Prepare. Perform. Prevail.
If you've read through all the installments in this series you're probably wondering what I think is the absolute best training from my thirty years under the bar.
What would I do if I had access to a 13 year-old Dave Tate who wanted to be the ultimate bad ass? How would I train him to make him among the strongest men on the planet, yet jacked and muscular, with outstanding health as well?
Next to Westside, what I'm doing now with Meadows is the most productive training I've ever experienced. But neither of these systems is appropriate for a novice.
Most raw novices are too weak for either method. Hell, most are too weak for weight training period.
A raw novice's time would be better spent doing bodyweight training. You should be able to perform 100 push-ups, minimum, before even approaching a bench press. Add in pull-ups, lunges, and the other bodyweight staples to complete the program.
After a decent base of bodyweight strength has been developed, I'd next perform a sensible linear progression routine until respectable strength levels are achieved. 5/3/1 by my friend Jim Wendler and Starting Strength by Mark Rippetoe would fit the bill perfectly, with assistance work programmed to target any emerging weak points in size and strength.
However, after a certain threshold of development – say a 1.5 x bodyweight bench press, a 2 x bodyweight squat, and a 2.5 x bodyweight deadlift – it's time to step it up.
I'd follow a Meadows-type hypertrophy routine for about 7 months of the year. If the primary goal was bodybuilding, the programming would be designed to bring up any lagging body parts (delts, biceps, etc.).

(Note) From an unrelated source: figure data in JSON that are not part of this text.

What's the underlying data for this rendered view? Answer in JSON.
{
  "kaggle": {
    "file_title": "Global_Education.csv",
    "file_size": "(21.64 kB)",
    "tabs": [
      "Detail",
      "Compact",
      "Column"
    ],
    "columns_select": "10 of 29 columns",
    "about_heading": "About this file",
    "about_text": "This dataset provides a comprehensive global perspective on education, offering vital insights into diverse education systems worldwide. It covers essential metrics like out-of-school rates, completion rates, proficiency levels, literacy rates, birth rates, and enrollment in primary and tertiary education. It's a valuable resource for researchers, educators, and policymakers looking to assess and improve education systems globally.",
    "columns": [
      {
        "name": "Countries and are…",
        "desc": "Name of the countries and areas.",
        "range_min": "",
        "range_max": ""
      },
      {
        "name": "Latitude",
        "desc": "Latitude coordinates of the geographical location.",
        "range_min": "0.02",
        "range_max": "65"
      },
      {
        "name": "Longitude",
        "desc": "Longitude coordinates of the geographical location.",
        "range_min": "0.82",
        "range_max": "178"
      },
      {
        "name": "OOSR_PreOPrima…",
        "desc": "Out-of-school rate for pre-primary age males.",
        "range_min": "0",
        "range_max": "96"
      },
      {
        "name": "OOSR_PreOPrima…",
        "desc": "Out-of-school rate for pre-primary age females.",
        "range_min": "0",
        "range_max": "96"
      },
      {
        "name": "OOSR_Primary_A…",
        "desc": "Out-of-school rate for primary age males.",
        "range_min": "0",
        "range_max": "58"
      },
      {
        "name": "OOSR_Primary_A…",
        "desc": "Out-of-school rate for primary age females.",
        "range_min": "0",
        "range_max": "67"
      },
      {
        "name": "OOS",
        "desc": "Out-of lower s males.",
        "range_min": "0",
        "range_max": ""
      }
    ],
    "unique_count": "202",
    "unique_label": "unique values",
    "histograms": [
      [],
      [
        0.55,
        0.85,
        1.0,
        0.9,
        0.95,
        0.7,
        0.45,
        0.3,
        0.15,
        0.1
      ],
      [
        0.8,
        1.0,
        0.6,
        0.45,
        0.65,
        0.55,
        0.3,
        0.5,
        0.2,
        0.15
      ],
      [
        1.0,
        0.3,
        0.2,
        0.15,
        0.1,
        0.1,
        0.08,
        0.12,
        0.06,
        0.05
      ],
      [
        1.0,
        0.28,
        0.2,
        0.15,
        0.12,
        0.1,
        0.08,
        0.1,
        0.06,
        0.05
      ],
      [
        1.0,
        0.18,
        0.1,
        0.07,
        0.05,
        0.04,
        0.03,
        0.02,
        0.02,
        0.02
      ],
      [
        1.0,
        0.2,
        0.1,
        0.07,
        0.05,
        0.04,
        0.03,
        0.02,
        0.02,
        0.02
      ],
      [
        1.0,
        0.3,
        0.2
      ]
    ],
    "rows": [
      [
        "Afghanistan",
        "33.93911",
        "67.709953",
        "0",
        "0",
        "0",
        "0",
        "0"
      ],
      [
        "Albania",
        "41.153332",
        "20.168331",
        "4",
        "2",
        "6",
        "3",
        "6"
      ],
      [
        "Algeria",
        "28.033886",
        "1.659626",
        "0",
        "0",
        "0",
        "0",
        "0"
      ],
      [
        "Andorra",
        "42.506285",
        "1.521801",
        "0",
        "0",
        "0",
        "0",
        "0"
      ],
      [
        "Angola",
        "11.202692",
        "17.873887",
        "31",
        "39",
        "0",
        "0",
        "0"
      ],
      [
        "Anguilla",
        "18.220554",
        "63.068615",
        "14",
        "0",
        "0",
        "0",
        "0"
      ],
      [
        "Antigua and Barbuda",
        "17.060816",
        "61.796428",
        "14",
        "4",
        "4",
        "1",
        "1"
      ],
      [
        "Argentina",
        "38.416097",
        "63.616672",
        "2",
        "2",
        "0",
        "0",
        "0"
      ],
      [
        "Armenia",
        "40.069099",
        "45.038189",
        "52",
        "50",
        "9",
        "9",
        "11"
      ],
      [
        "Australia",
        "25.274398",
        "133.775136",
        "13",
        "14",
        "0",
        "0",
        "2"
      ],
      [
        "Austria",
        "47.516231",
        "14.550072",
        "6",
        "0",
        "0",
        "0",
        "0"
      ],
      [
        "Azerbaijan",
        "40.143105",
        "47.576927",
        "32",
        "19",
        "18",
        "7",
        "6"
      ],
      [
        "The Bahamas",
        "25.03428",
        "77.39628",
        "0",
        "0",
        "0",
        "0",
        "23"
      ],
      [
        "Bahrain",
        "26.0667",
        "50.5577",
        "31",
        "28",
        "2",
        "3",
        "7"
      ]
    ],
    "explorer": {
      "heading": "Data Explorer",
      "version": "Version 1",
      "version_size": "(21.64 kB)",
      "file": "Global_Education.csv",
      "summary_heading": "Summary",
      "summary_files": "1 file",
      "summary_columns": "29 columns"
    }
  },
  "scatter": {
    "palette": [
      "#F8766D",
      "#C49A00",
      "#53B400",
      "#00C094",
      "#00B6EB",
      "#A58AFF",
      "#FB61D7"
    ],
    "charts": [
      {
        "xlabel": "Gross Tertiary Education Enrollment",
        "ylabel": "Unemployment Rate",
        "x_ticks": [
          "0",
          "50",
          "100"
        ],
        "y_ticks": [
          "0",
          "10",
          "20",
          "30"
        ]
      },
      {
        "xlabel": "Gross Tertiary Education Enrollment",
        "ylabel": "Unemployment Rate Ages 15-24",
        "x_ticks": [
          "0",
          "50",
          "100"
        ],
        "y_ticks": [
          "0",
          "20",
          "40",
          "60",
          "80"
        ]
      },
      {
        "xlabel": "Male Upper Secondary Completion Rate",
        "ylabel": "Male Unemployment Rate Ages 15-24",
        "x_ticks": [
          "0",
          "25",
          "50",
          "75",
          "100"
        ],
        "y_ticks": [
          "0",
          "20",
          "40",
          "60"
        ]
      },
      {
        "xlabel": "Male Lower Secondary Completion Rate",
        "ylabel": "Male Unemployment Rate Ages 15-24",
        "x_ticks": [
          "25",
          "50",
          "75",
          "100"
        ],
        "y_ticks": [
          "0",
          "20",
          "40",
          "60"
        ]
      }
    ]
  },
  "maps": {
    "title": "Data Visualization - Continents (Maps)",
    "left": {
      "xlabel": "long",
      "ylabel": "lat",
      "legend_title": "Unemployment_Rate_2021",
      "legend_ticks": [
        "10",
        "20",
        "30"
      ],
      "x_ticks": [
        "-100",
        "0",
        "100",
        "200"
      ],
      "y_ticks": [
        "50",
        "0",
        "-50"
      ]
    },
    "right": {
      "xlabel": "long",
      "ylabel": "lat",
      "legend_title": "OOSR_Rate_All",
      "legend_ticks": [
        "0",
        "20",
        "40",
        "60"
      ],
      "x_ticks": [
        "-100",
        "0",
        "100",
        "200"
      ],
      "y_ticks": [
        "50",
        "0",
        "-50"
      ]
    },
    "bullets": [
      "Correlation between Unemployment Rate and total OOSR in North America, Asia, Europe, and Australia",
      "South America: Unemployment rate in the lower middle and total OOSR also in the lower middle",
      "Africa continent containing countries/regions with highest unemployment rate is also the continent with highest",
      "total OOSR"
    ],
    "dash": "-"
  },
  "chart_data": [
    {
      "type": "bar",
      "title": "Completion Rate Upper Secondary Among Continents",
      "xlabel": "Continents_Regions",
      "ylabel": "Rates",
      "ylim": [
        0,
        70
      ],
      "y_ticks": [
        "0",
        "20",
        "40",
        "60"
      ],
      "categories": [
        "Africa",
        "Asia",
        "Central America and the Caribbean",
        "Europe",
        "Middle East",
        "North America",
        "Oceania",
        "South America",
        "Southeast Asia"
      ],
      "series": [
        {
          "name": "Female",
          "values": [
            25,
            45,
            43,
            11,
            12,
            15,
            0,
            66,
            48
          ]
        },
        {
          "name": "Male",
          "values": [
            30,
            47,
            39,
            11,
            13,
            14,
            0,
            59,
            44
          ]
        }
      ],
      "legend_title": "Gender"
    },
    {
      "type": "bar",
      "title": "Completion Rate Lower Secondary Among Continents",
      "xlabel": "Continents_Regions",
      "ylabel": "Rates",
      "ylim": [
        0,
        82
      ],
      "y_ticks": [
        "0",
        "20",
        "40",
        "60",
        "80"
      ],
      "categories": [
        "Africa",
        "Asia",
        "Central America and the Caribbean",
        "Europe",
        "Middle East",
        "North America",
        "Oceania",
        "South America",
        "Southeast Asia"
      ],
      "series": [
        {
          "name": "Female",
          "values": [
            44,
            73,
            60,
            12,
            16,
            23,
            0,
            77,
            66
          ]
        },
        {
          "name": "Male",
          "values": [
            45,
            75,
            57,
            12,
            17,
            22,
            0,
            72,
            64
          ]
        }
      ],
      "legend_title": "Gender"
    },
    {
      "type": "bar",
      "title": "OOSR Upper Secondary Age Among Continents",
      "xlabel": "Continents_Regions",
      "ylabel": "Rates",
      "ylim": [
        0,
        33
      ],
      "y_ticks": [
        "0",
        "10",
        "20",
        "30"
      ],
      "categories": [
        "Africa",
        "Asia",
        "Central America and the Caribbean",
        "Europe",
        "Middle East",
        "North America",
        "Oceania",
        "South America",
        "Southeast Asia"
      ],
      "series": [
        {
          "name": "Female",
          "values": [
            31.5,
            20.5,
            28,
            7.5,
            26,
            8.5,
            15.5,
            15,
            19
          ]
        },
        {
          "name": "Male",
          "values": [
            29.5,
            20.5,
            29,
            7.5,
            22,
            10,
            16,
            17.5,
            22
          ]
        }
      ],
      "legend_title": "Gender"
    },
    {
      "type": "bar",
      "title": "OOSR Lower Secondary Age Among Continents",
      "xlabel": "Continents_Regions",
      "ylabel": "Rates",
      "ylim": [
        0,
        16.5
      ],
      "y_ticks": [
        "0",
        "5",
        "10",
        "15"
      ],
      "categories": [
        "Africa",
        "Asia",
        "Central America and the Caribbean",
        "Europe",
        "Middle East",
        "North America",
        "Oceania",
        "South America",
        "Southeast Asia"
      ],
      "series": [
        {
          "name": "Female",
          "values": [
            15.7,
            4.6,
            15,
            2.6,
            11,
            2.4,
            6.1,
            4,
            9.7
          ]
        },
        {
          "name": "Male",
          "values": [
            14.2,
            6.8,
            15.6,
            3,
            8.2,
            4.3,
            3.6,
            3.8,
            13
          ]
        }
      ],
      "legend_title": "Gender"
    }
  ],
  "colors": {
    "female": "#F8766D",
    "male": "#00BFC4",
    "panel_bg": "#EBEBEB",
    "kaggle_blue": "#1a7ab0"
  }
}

If powerlifting was the main goal, the programming would try to stabilize any weak points such as the hamstrings and lower back. I'd also perform more sets of 5 reps or below.
After this 7 month phase was complete, I'd do 4-6 weeks of transition work in which I'd slowly scale the reps down while working in the traditional powerlifts.
Then, it's strength time. I'd do 12-16 weeks of Westside training, ideally leading into a powerlifting meet if that was the end goal. If not, the assistance work could shift to address any aesthetic weak points that might benefit from heavy, basic loading.
After this 12-16 week phase, I'd take 2-3 weeks to do absolutely nothing before reassessing my physique and identifying any weak points again. Then I'd start the whole system over.
Would such a system create the absolute best powerlifter or bodybuilder? No, some coveted muscle fullness would be lost in the Westside phase, and some strength would surely go during the long bodybuilding phases.
It would, however, create an athlete that's truly the best of both worlds – muscular, strong, and well rounded.
And with that, my evolution is complete. I hope you've enjoyed reading this series as much as I've enjoyed revisiting it. It's brought back a lot of memories; some painful, some cherished, but all a part of my evolution as a man of iron. I know my training will continue to evolve, and I look forward to sharing it with T Nation readers in future articles.